Once the battlefield is filled with figures each turn players can move one figure on the board. This might seem slow, but in fact it's quite intriguing, as the players has to fight contemporarily on several fronts, without loosing track of their troops. As I played alone, I ended up resolving the sea battle first, and only when Red had an undisputed control of the eastern part of the map I proceeded to continue the battle on land.
The game, mutatis mutandis, often feels similar to chess: several situations of stale are formed, in which the first one to move one of its pieces will loose the confrontation. Protecting one most powerful units bu moving them cautiously and always protecting the square they are in, might be an unavoidable part of every winning strategy.
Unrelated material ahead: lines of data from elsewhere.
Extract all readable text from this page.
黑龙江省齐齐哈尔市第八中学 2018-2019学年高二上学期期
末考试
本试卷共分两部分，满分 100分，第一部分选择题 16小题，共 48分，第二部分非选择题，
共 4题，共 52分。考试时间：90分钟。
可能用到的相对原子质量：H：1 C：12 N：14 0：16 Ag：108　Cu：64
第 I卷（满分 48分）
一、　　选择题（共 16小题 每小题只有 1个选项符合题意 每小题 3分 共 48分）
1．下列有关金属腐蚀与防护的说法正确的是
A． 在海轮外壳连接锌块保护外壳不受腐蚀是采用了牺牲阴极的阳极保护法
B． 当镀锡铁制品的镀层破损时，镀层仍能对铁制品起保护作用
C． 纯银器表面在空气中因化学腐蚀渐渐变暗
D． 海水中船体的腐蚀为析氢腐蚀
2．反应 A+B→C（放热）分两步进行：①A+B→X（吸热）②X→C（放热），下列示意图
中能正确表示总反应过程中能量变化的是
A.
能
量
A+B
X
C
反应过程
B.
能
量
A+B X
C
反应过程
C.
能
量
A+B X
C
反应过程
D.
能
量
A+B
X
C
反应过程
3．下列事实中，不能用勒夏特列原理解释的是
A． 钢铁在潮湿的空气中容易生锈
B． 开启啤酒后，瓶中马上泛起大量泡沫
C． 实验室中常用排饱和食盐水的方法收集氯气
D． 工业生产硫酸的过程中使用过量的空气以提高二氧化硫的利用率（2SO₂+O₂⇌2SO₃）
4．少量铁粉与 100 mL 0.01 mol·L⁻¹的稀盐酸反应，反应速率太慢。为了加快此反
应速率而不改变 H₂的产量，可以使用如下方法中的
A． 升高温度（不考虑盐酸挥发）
Several times I had the feeling that there were too many useless figures, too weak to confront the stronger ones, that were just occupying space or be destroyed in series by the artillery. Again, this might be a flaw of my playing and not of the game, only time will tell.
After more or less half an hour of play Red lost all its heavy tanks and was therefore unable to win the game. After keeping Blue in check for some time, its defence failed and two of its metropolises were occupied. 


The overall gameplay is rather smooth and fun, a part for some time spent checking the rulebook trying to figure out which figure moves in which way (there are 26 different types of them). It has a nice retro taste, without the poor rule design that was unfortunately pretty common at the time. The art is also pretty nice and goes well with the retro-sci-fi theme (maybe we need a word for that, like for steampunk? Or it already exist?).
Next objective: play with someone else than me, myself and I!